Section 1.10.4

1.10.4. Special Considerations for Forested Properties. In developing an appraisal of forested properties, the appraiser must determine whether any merchantable timber is located on the property and whether the tree products located on the property are marketable and saleable. There must be sufficient volumes for profitable harvesting under existing state forest practice rules (or other applicable jurisdiction if appropriate). Merchantable timber may contribute value to the property. Pre-merchantable timber may or may not contribute value to the property and in some cases is included in the land value. 
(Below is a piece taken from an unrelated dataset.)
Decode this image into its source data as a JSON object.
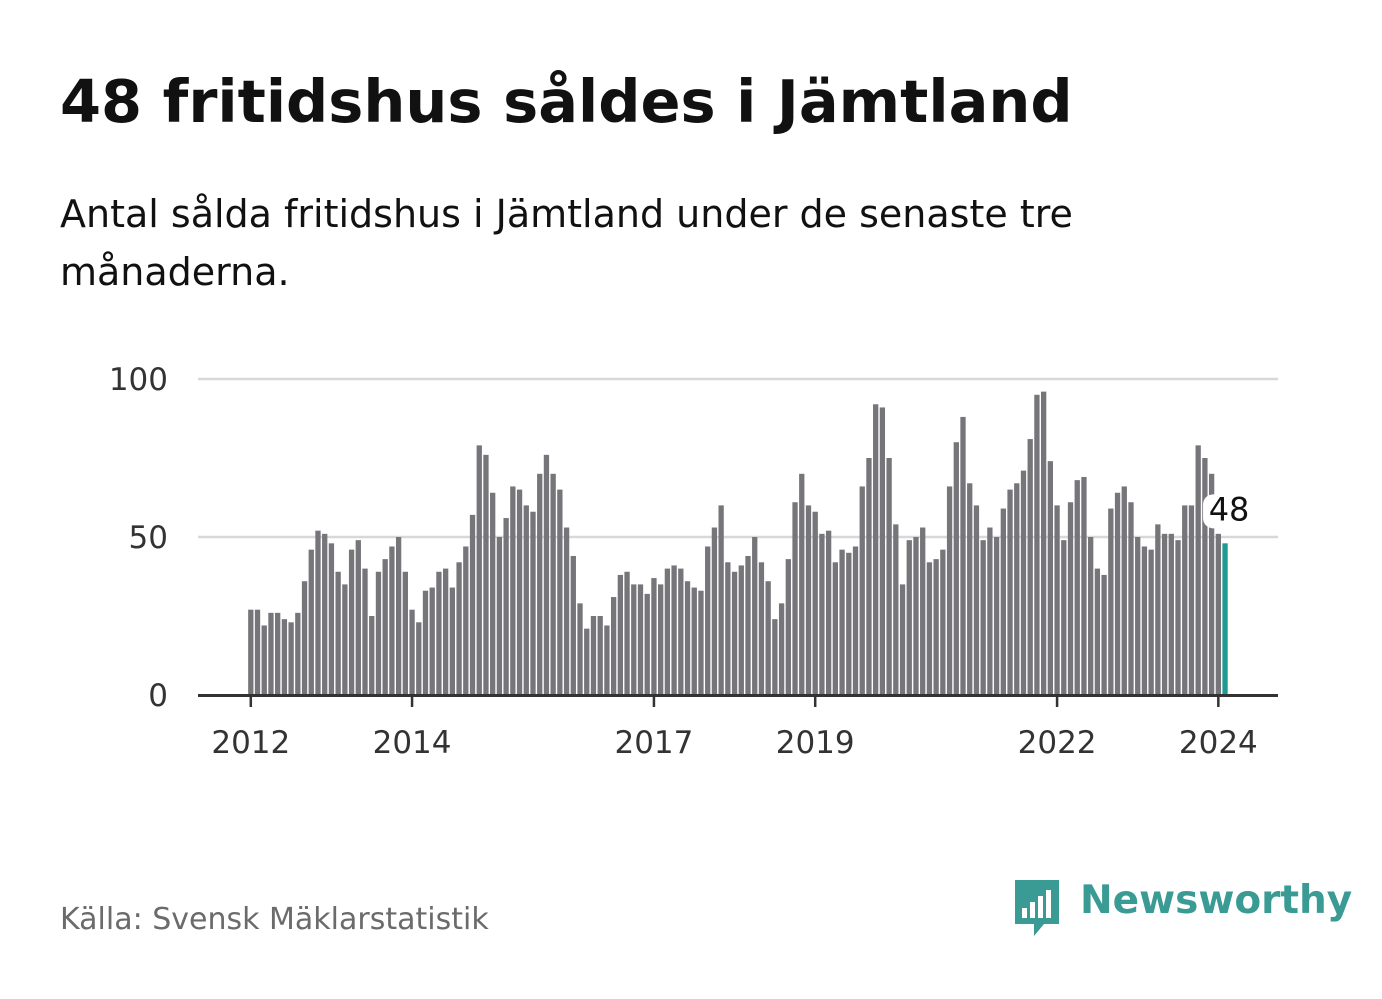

A critical part of the valuation of forested property is a timber cruise. A cruise plan should be developed that establishes the cruise procedures to be used in accordance with current market practices for the area and type of timber. The objective is to establish cruise standards and sampling errors based on private market expectations in the local market when timber is sold with the land.
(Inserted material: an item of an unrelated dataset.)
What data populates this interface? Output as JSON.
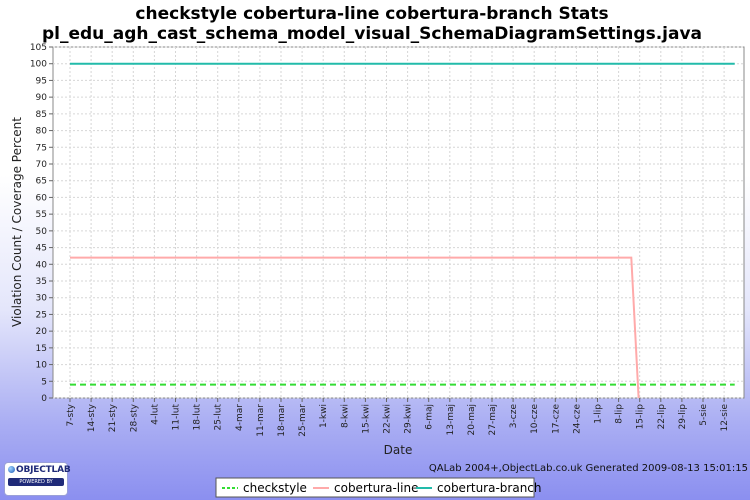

The sales comparison and income capitalization approaches are both appropriate for use in valuing properties with a highest and best use for timber production. In developing the sales comparison approach, the selection of the unit of comparison should be based on common local market practices. In developing the income capitalization approach, the appraiser must consider all factors including lumber selling price and absorption period (based on supply and demand analysis in the market), all harvesting and transportation costs, costs of sales, and profit. The discount rate used to estimate present value must be market supported and should reflect timber investment rates and risk associated with the subject property.